Australian Carbon Credit Unit (ACCU) prices have reached a one-and-a-half-year high, with Generic ACCUs assessed at A$42.15/mtCO2e and Human-Induced Regeneration (HIR) ACCUs at A$42.35/mtCO2e. This surge is largely driven by concerns over future supply shortages, exacerbated by delays in finalising new project methods from the Clean Energy Regulator (CER).


 

Kakariki Capital's Founder and Chief Investment Officer, Izzy Jensen, was featured in S&P Global’s coverage of this critical market trend, providing key insights:


  • Demand Outstripping Supply: Strong end-user demand, particularly from Safeguard entities, is pushing prices higher. As supply constraints worsen, some developers predict prices could surpass A$45-50/mtCO2e by year-end.
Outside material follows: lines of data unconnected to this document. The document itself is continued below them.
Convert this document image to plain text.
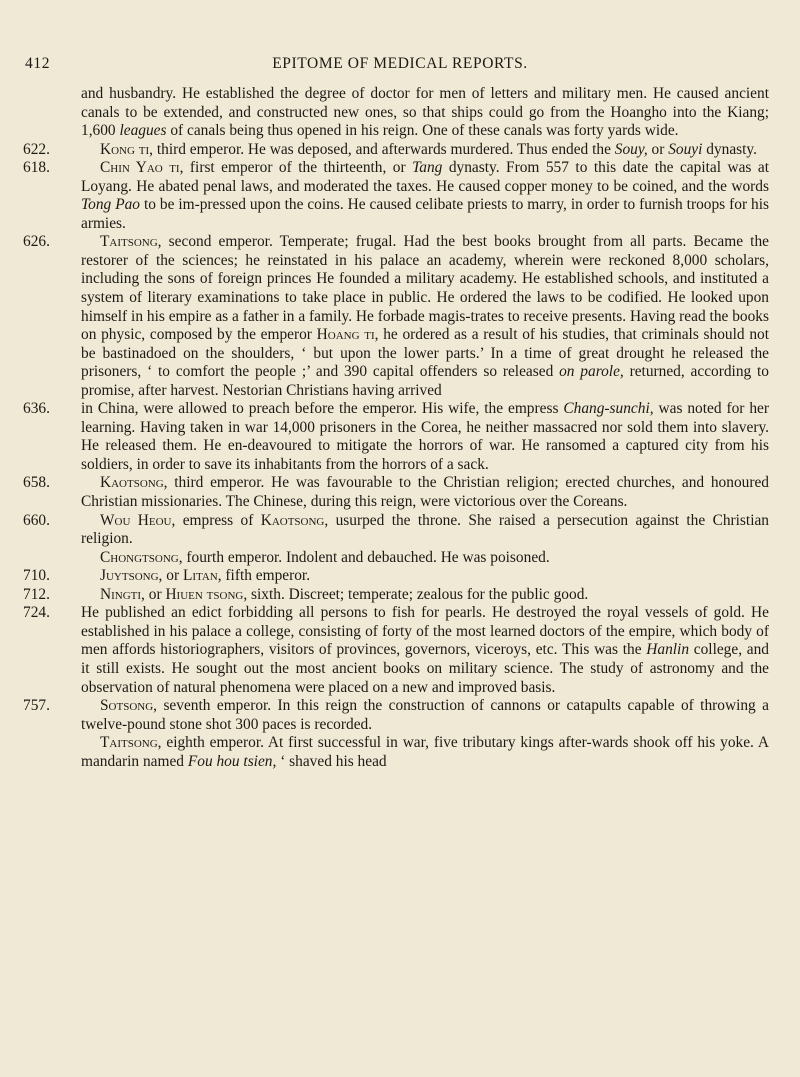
412	EPITOME OF MEDICAL REPORTS.
and husbandry. He established the degree of doctor for men of letters and military men. He caused ancient canals to be extended, and constructed new ones, so that ships could go from the Hoangho into the Kiang; 1,600 leagues of canals being thus opened in his reign. One of these canals was forty yards wide.
622.	Kong ti, third emperor. He was deposed, and afterwards murdered. Thus ended the Souy, or Souyi dynasty.
618.	Chin Yao ti, first emperor of the thirteenth, or Tang dynasty. From 557 to this date the capital was at Loyang. He abated penal laws, and moderated the taxes. He caused copper money to be coined, and the words Tong Pao to be im-pressed upon the coins. He caused celibate priests to marry, in order to furnish troops for his armies.
626.	Taitsong, second emperor. Temperate; frugal. Had the best books brought from all parts. Became the restorer of the sciences; he reinstated in his palace an academy, wherein were reckoned 8,000 scholars, including the sons of foreign princes He founded a military academy. He established schools, and instituted a system of literary examinations to take place in public. He ordered the laws to be codified. He looked upon himself in his empire as a father in a family. He forbade magis-trates to receive presents. Having read the books on physic, composed by the emperor Hoang ti, he ordered as a result of his studies, that criminals should not be bastinadoed on the shoulders, ‘ but upon the lower parts.’ In a time of great drought he released the prisoners, ‘ to comfort the people ;’ and 390 capital offenders so released on parole, returned, according to promise, after harvest. Nestorian Christians having arrived
636. in China, were allowed to preach before the emperor. His wife, the empress Chang-sunchi, was noted for her learning. Having taken in war 14,000 prisoners in the Corea, he neither massacred nor sold them into slavery. He released them. He en-deavoured to mitigate the horrors of war. He ransomed a captured city from his soldiers, in order to save its inhabitants from the horrors of a sack.
658.	Kaotsong, third emperor. He was favourable to the Christian religion; erected churches, and honoured Christian missionaries. The Chinese, during this reign, were victorious over the Coreans.
660.	Wou Heou, empress of Kaotsong, usurped the throne. She raised a persecution against the Christian religion.
Chongtsong, fourth emperor. Indolent and debauched. He was poisoned.
710.	Juytsong, or Litan, fifth emperor.
712.	Ningti, or Hiuen tsong, sixth. Discreet; temperate; zealous for the public good.
724. He published an edict forbidding all persons to fish for pearls. He destroyed the royal vessels of gold. He established in his palace a college, consisting of forty of the most learned doctors of the empire, which body of men affords historiographers, visitors of provinces, governors, viceroys, etc. This was the Hanlin college, and it still exists. He sought out the most ancient books on military science. The study of astronomy and the observation of natural phenomena were placed on a new and improved basis.
757.	Sotsong, seventh emperor. In this reign the construction of cannons or catapults capable of throwing a twelve-pound stone shot 300 paces is recorded.
Taitsong, eighth emperor. At first successful in war, five tributary kings after-wards shook off his yoke. A mandarin named Fou hou tsien, ‘ shaved his head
  • Regulatory Bottlenecks: Expired and delayed methods, like Human-Induced Regeneration (HIR) and Integrated Farm and Land Management (IFLM), are slowing project registrations and credit issuance.

    "Delays from the CER are creating uncertainty in the market, particularly for financial investors. Without policy and regulatory clarity, Australia risks restricting the capital flow needed to fund essential projects," Jensen noted.


  • Challenges of Interim Solutions: While soil carbon projects are seeing increased registrations, they face challenges like low credit yields and predictability issues, making them unlikely to fully replace HIR in the short term.


 

Key Takeaways


  1. Supply Uncertainty: Delays in launching new methods are creating significant mid-to-long-term supply concerns, with an undersupply of credits expected by 2026-27.

  2. Rising Prices: The tightening supply and looming compliance deadlines under the Safeguard Mechanism are driving price spikes.

  3. Urgent Need for Action: Developers must utilise existing methods to avoid further delays in credit issuance, while the CER must prioritise policy and method finalisation to attract investment.